Do you ever have those moments, where you can’t really explain why or how, but you just know that the person you lost whom you loved most, is nearby, or in the room with you? It is more of a feeling really – rather than something that can be analyzed or broken down. Sometimes it is inside the gust of wind that whispers by on a cold, crisp autumn day. Other times it is hiding within the melody of a beautiful song, or in someone else’s laugh or smile or voice. You hear them. You see them. You feel them. There is no need to question it’s reality, because it just is. It exists inside of you, and all around you, surrounding you like air that only you can breathe in.
There are times when I am sitting somewhere, alone, and then I suddenly know and feel very strongly my husband’s presence. A lot of times he will say something to me. Something specific, and something that only he would say. I will actually hear his voice, like a small soul in my eardrum, carrying me into the next minute or hour or day. There are other instances when I am confronted with pieces and fragments of my husband, inside of another person. Like when I met his sister for the first and only time, after he died, and I could see that her reddish skin on her arms and back was the same skin he had, and her ice blue ocean eyes were his blue eyes, looking at me sweetly once again.

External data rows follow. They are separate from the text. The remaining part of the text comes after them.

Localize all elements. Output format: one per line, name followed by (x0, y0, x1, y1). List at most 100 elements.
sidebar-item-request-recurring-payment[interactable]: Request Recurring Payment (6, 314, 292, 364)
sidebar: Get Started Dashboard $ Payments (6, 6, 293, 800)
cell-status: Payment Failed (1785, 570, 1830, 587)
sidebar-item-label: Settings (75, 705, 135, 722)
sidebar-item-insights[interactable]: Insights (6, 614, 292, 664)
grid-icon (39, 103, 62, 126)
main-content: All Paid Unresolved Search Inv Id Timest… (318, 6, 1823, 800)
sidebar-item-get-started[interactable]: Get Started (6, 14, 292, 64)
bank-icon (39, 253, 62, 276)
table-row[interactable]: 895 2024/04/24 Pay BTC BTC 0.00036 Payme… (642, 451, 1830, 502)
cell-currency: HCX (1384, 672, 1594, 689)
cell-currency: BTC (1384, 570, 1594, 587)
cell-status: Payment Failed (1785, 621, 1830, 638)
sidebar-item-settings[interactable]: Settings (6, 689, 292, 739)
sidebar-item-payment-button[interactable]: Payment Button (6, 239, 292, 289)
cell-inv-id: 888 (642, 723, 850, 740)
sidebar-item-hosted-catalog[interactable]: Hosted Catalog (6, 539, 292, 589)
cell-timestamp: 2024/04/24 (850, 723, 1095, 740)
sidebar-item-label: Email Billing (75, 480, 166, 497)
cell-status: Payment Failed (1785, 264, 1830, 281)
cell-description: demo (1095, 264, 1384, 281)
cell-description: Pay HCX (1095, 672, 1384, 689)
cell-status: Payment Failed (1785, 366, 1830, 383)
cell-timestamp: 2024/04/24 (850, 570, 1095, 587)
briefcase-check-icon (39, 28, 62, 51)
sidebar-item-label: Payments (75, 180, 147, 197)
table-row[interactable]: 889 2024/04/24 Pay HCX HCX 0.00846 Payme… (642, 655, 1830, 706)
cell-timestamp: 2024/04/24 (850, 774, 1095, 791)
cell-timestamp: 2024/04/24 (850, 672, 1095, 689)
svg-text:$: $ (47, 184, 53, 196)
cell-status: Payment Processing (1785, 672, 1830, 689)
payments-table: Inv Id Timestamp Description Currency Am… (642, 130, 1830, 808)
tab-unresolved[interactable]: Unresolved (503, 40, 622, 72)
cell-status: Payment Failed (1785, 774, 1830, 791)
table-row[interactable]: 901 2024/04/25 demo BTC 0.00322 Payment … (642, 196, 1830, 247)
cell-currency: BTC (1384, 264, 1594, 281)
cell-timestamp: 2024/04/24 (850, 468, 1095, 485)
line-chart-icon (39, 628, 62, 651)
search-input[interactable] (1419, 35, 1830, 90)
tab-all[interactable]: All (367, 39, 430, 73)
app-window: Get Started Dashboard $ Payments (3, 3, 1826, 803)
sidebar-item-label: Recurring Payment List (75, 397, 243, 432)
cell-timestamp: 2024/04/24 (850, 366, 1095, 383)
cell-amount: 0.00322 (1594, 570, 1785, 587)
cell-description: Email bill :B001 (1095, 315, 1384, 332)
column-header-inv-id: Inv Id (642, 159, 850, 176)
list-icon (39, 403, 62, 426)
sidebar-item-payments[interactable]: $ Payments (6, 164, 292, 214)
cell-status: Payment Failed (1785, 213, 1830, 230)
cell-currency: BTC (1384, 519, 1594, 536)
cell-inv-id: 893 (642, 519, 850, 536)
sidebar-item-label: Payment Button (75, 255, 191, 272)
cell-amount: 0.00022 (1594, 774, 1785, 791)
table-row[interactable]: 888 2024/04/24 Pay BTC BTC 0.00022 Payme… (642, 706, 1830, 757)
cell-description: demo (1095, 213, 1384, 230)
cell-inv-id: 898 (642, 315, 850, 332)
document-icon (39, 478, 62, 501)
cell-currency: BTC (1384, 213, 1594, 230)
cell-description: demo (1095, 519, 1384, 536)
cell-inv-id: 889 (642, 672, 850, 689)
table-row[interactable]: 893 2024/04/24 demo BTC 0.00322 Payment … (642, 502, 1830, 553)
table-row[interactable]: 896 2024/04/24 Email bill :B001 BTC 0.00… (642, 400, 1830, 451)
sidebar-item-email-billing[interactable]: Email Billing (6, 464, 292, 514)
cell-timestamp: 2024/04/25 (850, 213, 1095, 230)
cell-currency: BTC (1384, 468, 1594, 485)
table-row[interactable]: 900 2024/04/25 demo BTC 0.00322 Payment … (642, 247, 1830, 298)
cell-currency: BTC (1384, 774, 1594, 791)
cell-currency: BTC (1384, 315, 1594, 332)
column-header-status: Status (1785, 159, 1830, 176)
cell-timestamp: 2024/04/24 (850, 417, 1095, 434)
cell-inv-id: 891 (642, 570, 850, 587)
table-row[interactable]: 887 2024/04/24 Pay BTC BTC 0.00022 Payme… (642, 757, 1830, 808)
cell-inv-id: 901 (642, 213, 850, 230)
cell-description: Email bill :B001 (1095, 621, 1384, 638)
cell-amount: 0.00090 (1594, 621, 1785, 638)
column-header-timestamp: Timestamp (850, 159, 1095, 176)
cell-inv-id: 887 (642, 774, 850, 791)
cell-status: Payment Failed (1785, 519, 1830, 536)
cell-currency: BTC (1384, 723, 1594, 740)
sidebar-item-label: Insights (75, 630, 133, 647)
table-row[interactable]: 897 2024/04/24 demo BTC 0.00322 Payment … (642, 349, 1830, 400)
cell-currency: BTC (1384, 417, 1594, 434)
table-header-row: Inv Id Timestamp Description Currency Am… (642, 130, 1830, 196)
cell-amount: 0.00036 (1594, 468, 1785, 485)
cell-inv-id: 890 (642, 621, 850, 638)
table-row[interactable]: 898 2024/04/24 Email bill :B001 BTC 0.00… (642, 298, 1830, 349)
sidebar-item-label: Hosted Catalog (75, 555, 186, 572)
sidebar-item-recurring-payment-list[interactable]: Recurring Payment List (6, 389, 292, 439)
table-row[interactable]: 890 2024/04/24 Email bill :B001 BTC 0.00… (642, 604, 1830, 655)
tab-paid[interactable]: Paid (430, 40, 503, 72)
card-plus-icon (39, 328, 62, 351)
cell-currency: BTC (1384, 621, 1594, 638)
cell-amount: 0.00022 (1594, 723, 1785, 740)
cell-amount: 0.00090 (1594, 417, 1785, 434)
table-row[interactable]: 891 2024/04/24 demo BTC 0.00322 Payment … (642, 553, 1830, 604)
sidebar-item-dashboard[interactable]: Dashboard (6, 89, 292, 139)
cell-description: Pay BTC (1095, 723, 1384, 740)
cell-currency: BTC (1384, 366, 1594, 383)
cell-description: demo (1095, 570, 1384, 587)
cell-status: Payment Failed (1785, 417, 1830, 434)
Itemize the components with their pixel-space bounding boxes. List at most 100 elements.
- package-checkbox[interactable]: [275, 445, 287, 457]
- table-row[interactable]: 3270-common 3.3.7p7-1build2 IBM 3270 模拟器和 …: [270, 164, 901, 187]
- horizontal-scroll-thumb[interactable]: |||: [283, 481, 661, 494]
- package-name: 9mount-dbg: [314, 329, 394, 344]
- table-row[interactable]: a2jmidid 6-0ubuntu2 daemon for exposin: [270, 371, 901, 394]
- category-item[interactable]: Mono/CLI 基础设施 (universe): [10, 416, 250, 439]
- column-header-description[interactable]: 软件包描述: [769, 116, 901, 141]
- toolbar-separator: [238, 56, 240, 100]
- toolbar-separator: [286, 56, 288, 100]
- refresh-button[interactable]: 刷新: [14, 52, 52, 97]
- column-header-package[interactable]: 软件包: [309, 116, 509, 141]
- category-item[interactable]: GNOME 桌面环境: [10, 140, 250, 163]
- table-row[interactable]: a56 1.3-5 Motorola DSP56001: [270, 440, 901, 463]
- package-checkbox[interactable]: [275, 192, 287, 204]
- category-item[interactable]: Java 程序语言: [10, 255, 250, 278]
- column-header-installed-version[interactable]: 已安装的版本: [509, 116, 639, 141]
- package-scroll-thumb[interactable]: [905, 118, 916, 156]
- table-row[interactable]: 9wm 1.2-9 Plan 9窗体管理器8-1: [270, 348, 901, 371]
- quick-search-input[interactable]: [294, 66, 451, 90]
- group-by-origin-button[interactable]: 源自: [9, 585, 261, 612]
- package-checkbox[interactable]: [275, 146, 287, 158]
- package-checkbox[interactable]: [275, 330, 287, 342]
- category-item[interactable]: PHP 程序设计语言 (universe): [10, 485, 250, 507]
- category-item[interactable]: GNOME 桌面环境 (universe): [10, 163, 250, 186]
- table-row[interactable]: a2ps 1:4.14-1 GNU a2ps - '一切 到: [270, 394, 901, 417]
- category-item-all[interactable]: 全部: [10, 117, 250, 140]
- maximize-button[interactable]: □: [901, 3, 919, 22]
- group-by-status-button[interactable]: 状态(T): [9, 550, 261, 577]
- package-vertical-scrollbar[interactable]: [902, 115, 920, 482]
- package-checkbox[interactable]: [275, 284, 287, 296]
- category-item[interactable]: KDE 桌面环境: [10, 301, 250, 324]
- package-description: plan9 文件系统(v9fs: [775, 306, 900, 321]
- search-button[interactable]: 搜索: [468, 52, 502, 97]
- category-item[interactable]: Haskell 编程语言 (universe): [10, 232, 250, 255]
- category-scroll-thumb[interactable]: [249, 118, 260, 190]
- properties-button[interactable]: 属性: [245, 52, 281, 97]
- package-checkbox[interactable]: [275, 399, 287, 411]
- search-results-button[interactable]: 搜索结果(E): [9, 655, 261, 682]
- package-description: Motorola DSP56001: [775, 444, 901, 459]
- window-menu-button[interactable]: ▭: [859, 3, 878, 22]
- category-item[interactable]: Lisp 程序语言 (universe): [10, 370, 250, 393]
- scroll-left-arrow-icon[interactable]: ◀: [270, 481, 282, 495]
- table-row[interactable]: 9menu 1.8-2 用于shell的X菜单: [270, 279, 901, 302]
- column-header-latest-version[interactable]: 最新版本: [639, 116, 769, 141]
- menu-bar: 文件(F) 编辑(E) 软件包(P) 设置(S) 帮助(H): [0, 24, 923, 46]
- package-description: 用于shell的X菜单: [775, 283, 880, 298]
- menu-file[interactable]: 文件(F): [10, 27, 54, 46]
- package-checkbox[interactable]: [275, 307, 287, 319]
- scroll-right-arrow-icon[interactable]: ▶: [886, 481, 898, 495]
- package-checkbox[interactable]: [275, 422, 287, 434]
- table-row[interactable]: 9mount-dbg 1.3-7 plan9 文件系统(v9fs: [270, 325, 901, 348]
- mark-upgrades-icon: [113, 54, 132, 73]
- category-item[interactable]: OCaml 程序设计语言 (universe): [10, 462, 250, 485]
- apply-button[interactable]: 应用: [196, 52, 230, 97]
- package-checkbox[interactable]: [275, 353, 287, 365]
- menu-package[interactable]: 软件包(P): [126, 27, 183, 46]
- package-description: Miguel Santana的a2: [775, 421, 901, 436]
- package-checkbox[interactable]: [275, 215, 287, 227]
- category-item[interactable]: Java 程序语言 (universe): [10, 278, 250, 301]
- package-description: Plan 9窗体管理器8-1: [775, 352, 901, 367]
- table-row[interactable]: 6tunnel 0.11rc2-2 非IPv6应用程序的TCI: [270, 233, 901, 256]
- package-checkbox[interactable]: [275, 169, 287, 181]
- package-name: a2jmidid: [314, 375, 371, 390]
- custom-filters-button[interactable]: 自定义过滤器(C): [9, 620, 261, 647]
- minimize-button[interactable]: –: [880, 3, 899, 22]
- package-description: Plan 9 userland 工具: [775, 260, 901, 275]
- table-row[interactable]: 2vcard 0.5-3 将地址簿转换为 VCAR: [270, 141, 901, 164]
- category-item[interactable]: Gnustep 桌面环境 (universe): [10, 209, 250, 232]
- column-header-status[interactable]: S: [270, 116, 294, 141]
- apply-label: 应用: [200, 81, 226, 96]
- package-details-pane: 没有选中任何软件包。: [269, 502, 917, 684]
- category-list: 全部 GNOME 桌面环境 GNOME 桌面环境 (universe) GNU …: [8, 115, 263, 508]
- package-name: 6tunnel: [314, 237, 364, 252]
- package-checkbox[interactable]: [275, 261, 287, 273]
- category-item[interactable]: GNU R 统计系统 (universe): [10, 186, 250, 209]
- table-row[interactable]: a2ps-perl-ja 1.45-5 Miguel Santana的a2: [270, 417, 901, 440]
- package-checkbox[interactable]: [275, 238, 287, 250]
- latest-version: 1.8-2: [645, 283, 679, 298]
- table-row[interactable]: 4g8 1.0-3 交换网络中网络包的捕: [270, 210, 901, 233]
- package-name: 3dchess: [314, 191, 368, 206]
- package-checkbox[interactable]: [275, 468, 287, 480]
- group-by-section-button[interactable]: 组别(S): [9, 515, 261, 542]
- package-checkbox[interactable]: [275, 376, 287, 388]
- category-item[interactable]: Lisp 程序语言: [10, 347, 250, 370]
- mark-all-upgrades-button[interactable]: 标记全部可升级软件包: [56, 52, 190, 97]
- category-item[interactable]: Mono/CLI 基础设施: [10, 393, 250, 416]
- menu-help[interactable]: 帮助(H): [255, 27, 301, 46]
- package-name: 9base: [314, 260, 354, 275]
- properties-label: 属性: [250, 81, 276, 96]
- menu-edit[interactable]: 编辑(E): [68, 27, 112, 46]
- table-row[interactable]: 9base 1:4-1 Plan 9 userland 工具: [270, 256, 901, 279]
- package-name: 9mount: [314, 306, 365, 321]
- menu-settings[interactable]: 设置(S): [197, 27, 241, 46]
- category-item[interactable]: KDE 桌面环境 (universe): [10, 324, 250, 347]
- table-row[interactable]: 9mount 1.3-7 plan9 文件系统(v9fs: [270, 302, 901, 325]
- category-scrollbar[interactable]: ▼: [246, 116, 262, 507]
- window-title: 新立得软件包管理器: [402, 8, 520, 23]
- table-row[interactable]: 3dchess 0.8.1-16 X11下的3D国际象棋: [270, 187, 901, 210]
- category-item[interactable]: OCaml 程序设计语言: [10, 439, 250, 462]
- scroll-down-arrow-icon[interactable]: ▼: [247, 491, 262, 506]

This week I went to my weekly grief counseling session, and I was feeling extremely emotional and unstable somehow. I felt like at any given moment, I was going to collapse in the sadness of missing him, and when I walked into the room where she stood, holding the door open for me, I found myself asking and saying out loud to her: “Can I please have a hug?” This is not something I would normally say, as I am normally awkward and uncomfortable with too much intimacy, and I am not the hugging type. But it felt like the exact right moment to ask that, and it also felt like someone inside me, or the wind, was pushing me to ask the question. “Just ask her, Boo”, I heard him say. “It’s okay.” So I did. Her response was an immediate: “Of course you can have a hug”, and then she hugged me. And in that tiny moment, her arms became his arms, and her warmth became his, and I sobbed and sobbed for the next 90 minutes or so as I shared with her all of the feelings that sat inside me, releasing them out into the sky.
She hugged me. And he hugged me too. It was poetic, and beautiful, and so very necessary. Something was in the air that day. It was him. He was there, which is not the same as him being here. Here. But it is still incredibly special. I sort of picture my husband as floating around in the universe somewhere – everywhere. His energy spots me, and becomes my shadow, trailing behind in an invisible path, waiting until it is safe to hug me.